D'après les Monumens de Montfaucon.
(Seizième siècle.)
Il s'agissait donc surtout de briller à peu de frais, et pourvu que le galant eût sa chaussure et ses vêtements à peu près propres, on ne s'inquiétait pas d'autre chose. Un traité de la civilité qui eut un immense succès vers la fin du dix-septième siècle[82] résume ainsi des recommandations d'ordre plus intime faites aux personnes de la cour: «Il faut avoir soin de se tenir la teste nette, les yeux et les dents, les mains aussi, et même les pieds, particulièrement l'esté, pour ne pas faire mal au cœur à ceux avec qui nous conversons[83].» Le même ouvrage mentionne quelques modifications heureuses apportées dans les usages depuis le commencement du siècle: «Autrefois, dit-il, il estoit permis de cracher à terre devant des personnes de qualité, et il suffisoit de mettre le pied dessus: à présent, c'est une indécence.

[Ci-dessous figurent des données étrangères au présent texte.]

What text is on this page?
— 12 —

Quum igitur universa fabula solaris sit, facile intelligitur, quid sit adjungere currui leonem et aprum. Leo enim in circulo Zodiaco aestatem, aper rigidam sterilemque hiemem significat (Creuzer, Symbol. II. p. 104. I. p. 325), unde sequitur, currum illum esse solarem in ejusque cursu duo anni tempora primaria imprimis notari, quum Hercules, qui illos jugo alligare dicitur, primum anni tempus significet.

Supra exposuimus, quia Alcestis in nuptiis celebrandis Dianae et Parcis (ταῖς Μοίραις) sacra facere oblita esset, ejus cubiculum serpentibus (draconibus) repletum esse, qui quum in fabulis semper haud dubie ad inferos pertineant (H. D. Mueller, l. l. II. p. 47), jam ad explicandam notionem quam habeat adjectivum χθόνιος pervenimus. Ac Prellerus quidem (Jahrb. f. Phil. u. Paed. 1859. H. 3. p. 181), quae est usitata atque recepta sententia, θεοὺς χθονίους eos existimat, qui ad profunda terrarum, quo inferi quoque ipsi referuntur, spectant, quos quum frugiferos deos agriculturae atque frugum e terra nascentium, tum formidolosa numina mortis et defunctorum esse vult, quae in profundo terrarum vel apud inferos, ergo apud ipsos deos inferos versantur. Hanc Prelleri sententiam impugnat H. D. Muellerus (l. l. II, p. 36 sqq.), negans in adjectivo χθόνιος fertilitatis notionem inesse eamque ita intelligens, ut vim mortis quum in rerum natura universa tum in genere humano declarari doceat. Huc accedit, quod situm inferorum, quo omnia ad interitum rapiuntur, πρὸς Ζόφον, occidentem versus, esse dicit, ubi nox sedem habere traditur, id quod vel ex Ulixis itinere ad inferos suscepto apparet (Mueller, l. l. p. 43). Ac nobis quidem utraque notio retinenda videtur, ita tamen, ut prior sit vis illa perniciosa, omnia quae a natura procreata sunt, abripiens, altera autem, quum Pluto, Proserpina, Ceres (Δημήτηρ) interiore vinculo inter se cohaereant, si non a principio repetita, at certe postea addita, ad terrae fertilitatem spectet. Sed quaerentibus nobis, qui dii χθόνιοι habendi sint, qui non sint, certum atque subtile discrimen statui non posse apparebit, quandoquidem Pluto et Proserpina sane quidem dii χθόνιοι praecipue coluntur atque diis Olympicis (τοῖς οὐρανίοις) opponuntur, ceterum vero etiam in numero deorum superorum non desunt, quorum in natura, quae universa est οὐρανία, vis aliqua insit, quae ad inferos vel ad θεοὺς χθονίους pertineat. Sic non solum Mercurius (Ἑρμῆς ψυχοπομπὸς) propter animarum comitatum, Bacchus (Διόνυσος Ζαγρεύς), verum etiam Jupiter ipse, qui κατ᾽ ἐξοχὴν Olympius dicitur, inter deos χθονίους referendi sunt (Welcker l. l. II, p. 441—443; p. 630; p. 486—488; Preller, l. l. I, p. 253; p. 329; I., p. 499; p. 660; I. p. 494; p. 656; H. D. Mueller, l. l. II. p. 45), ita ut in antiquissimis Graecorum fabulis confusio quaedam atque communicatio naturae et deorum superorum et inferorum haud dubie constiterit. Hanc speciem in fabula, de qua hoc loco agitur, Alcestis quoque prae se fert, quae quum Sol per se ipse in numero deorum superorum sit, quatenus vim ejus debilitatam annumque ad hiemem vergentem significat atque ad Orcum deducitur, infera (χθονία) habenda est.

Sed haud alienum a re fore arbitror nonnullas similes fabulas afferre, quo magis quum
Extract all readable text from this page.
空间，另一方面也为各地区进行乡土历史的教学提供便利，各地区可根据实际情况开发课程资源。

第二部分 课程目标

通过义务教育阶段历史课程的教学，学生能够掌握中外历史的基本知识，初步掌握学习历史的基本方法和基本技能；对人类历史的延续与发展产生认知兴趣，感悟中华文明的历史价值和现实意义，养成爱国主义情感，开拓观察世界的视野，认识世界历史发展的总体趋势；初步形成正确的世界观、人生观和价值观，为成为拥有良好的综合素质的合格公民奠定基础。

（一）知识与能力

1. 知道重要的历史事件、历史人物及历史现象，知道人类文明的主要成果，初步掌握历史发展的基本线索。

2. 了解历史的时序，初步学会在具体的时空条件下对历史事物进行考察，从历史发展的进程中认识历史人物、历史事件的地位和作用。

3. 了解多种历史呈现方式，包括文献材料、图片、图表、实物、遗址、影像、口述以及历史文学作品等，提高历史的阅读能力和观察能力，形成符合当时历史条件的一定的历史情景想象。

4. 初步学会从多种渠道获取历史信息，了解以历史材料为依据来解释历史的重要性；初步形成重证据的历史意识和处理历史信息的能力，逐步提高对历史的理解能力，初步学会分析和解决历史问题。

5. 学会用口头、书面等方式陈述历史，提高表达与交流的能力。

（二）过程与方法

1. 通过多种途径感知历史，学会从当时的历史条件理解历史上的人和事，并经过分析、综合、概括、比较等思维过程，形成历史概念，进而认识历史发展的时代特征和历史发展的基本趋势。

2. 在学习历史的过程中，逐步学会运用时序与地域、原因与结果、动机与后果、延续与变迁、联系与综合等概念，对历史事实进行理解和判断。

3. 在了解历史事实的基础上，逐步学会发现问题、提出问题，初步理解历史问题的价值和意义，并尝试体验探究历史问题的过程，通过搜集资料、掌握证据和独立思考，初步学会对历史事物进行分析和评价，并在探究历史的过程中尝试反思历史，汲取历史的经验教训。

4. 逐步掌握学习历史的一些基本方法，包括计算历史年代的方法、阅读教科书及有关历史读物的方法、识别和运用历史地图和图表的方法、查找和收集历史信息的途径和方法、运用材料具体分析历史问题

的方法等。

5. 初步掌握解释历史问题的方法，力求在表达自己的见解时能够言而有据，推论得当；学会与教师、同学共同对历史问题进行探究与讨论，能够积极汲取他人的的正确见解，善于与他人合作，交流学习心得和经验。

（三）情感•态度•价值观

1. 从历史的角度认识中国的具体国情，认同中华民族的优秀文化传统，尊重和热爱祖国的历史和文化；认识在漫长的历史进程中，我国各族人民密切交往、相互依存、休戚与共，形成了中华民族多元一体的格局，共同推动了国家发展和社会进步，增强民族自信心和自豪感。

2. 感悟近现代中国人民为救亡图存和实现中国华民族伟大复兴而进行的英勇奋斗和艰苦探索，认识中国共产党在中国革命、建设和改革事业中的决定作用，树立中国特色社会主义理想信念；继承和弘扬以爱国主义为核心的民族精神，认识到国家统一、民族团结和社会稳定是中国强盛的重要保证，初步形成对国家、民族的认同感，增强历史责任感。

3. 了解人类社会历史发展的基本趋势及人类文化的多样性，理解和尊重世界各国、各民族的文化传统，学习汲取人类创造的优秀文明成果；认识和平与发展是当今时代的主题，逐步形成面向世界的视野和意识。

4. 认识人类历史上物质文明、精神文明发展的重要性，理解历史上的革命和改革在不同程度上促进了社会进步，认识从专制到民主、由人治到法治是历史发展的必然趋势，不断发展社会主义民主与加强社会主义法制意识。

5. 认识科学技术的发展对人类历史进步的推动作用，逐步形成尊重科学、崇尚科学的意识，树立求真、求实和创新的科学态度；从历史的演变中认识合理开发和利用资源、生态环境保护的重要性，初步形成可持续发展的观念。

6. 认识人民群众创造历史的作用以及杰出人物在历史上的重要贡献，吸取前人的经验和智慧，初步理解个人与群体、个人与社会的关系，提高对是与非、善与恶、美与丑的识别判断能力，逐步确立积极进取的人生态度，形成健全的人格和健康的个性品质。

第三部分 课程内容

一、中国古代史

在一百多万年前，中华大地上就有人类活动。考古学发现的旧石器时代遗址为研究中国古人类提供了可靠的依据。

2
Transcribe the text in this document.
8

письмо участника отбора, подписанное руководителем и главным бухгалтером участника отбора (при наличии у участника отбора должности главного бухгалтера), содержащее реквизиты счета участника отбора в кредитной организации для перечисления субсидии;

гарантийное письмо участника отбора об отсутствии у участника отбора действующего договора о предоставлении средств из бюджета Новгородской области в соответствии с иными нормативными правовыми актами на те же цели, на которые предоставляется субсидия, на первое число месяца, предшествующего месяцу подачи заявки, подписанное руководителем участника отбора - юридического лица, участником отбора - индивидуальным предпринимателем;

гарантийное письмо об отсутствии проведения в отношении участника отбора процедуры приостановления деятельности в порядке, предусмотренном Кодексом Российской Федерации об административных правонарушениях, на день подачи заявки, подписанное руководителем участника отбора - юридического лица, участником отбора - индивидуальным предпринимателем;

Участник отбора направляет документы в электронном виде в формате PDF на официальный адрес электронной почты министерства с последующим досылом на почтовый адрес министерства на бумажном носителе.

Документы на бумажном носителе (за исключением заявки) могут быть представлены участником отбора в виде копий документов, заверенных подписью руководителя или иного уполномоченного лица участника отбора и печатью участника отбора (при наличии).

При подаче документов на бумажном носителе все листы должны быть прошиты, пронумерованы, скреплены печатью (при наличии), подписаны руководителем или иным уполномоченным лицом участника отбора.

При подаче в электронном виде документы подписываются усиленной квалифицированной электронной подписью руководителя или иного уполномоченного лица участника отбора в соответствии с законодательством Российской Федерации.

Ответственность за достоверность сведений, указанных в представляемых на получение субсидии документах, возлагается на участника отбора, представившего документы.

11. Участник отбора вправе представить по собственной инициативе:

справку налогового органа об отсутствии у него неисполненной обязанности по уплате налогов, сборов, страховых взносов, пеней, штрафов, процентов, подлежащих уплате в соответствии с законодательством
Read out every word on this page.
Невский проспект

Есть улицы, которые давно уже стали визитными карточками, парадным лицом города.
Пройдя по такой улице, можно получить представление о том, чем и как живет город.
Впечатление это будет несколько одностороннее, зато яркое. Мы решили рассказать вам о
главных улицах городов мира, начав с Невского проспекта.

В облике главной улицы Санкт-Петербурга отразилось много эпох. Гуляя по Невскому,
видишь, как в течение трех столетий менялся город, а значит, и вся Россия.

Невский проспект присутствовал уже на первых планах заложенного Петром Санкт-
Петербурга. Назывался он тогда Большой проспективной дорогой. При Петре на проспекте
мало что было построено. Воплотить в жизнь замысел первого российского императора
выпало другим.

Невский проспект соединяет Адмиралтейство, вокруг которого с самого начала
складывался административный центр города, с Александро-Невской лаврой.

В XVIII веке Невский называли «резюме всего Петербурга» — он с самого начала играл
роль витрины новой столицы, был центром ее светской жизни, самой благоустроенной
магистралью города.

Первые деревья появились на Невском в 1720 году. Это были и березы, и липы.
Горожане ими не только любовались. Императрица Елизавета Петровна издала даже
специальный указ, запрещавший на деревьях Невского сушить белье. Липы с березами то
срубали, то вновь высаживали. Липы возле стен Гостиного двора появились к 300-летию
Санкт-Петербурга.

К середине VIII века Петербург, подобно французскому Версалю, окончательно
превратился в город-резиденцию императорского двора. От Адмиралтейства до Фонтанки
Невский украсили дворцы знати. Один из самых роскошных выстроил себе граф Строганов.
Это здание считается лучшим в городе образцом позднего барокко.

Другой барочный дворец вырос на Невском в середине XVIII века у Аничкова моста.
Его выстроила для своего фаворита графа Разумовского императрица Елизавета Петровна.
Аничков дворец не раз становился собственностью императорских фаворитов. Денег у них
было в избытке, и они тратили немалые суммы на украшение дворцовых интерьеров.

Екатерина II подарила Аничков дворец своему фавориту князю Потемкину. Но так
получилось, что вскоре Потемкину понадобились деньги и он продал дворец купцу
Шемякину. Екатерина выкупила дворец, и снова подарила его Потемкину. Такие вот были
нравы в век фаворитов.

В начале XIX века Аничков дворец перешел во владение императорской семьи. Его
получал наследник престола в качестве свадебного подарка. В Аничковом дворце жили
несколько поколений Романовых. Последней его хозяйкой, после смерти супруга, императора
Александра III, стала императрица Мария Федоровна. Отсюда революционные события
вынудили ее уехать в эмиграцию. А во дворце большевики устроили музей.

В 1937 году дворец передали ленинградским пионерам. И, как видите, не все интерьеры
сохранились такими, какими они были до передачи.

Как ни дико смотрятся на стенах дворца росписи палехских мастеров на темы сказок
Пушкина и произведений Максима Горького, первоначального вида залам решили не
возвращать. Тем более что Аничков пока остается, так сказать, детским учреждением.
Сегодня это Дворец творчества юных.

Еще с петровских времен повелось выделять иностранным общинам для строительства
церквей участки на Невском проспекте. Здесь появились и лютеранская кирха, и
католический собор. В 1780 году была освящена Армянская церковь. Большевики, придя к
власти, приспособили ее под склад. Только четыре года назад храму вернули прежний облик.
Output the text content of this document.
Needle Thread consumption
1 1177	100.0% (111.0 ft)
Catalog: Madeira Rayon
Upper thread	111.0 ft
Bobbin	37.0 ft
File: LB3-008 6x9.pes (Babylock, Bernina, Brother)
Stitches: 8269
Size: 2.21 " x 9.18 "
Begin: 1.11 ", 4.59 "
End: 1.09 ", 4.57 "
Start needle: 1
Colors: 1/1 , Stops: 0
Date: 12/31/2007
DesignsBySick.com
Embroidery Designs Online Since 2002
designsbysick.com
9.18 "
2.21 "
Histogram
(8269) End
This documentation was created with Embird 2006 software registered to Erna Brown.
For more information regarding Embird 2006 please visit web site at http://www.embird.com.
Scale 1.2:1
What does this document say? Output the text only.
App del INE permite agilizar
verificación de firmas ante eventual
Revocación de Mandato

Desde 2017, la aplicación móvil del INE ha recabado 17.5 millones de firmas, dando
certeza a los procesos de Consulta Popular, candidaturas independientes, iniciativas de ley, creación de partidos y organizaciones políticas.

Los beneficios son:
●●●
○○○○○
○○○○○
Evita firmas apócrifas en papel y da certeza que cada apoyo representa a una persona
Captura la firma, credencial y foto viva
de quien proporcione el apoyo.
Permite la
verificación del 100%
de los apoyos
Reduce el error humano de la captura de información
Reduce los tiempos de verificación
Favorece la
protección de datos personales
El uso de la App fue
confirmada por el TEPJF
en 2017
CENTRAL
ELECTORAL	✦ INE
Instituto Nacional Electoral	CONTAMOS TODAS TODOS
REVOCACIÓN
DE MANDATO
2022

Autrefois on pouvoit bâiller, et c'estoit assez pourvû que l'on ne parlast pas en bâillant: à présent une personne de qualité s'en choqueroit. Autrefois, on pouvoit tremper son pain dans la sauce, et il suffisoit pourveu que l'on n'y eust pas encore mordu: maintenant ce seroit une espèce de rusticité. Autrefois on pouvoit tirer de sa bouche ce que l'on ne pouvoit pas manger, et le jeter à terre pourveu que cela se fist adroitement: maintenant ce seroit une grande saleté[84].» Mais nous entrons ici dans le cérémonial de la table, dont je m'occuperai ailleurs.